I resisted Make do Mum's post. I can't resist Single Mummy.net's post.
The big question is that of birth plans. Or not. With just over 4 weeks left (or maybe more or less) I guess it's particularly relevant for me right now. Having the benefit of hindsight, I'm a bit more informed about this all than I was last time, but in principle, my views haven't changed.
Draw back the clock 4 years ago when I was just pregnant, and one thing that was overwhelming was my fear of giving birth. It was bad, it was ugly, there seemed no way out. I was scared of a c-section, especially being awake through it. I was scared of labour and the pain, and all that comes with it. Neither natural birth or a c-section were something I wanted to ever experience.
I knew I had to do something about it and I did. I informed myself about birth, the process, complications, options, choices. I embarked on a HypnoBirthing course and did an NCT course. I faced my fears and worked through them. I signed up for some forums, including one on homebirths. I really and truly considered all options and made sure I knew what my preferences were.
Thanks to HypnoBirthing, I entered labour without fear, but with excitement and confidence. I also had a lengthy birth plan which was along the lines of natural birth, no epidural, birthing pool etc. My main worry was that of a c-section - the one thing I hoped to avoid at all costs and I was confident I would. And yes, things went different - a long labour, and prolonged second stage which needed intervention. I was very close to the knife but managed to do with the forceps (and boy was I thankful for the last minute spinal). I did manage to avoid a c-section, I did manage to do labour without an epidural (for whatever that's worth), I found out that labouring in water works wonders for me, gas and air is odd but not to be dismissed, and that diamorphine is shite.
This time around, I'm much more open to the idea of an epidural because at the end of the day, when you're labouring forever and are tired, it doesn't help to be so categorically against it. Diamorphine did more damage to my mindset than an epidural would have done. I'd still try doing it without, just to be able to stay in the pool, but rather have it than go through the last 3 hours of my last labour again.
I do have a birth plan this time. It's shorter, to the point and much more flexible. I still find it important because it establishes me as a person who has choices and a say in birthing. This is something not to be taken for granted. Consider this: everytime I tell someone that Cubling was 15 days late, I hear the sentence "I didn't know they would let you go that long over". I'm sick and tired of the implications of this turn of phrase. I was offered induction at 39 weeks because I felt rotten. I refused because there was no medical indication. This was my choice - and if another woman had chosen the offered induction, that would have been fine as well. No woman should feel or actually be "made" to have an induction because "they" don't "let" you go over a certain number of days (or refused one because she hasn't reached that point yet but has real reasons for requesting one). It's the woman's body, the woman's choice, the woman's baby.
I was scared of induction and refused to have one before 42 weeks as long as baby was doing well. Baby was monitored and was doing just fine. It was my choice to have an appointment for induction at 42 weeks because of the higher risk of stillbirth from that point onwards. Labour started at 42 weeks exactly, so I didn't need induced.

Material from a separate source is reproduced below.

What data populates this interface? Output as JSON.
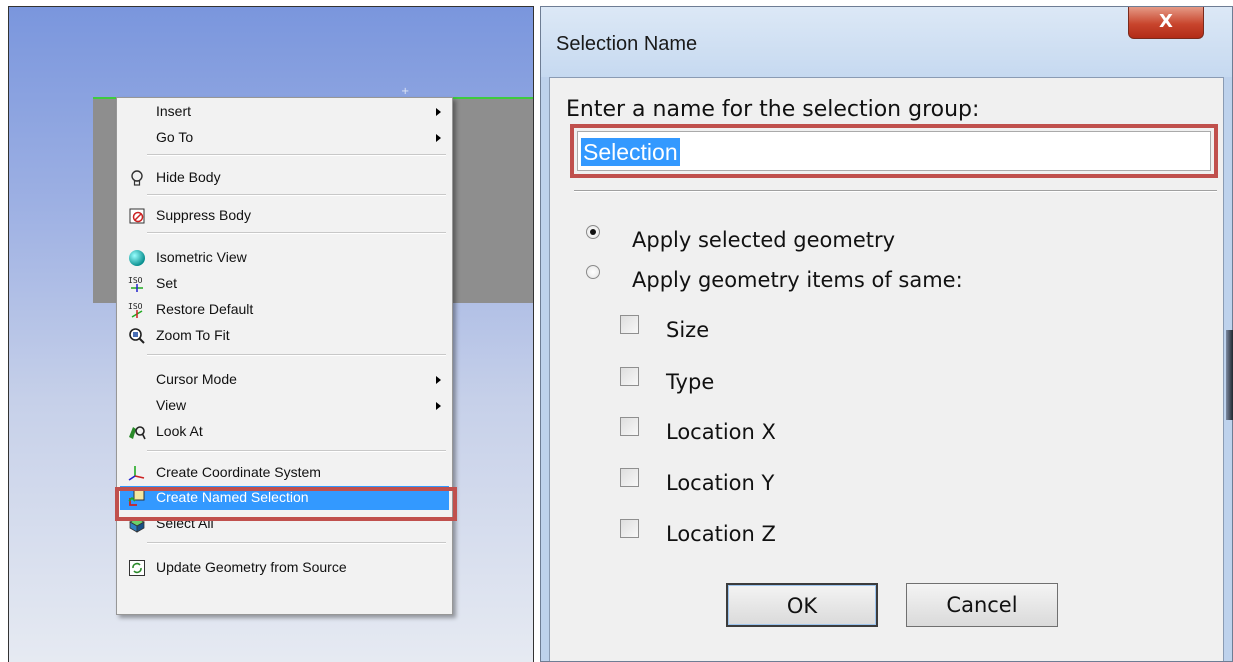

Due dates aren't an exact science, but it shocks me that women still feel totally at the mercy of the medical profession when it comes to what is supposed to be a rather normal occurrence, that of birthing a baby. It's great we have good healthcare, midwives and medical intervention if needed. However, we also have choices, and should be informed about risks and options to base our choices on. Of course there may be circumstances where we have to adapt - when Cubling got tired and a c-section was advised, I questioned this. We discussed it for 10 minutes and I still struggled to sign the consent form (because I didn't feel I could consent to it). I did it though-for the baby. And in those 10 minutes Cubling finally moved down the crucial amount to make it out by forceps.
I struggled for about a year with this less than perfect birth, not having felt her being born, not having pushed her out by myself. And then, suddenly, I realised that it didn't matter. What mattered was that I tried to do my best, I did the best I could, we were both well and giving birth is nothing but the start of a much bigger adventure and challenge - that of parenting. It's important though to take ownership of how we birth and not be subjects of the medical profession. It's not so important how it all ends up. I'm very much at ease with how Cubling's birth went now, and positive about what's to come.
Above all, I'm glad I did have a birth plan, it made me an agent in this event, rather than a subject. And that's a good thing, surely.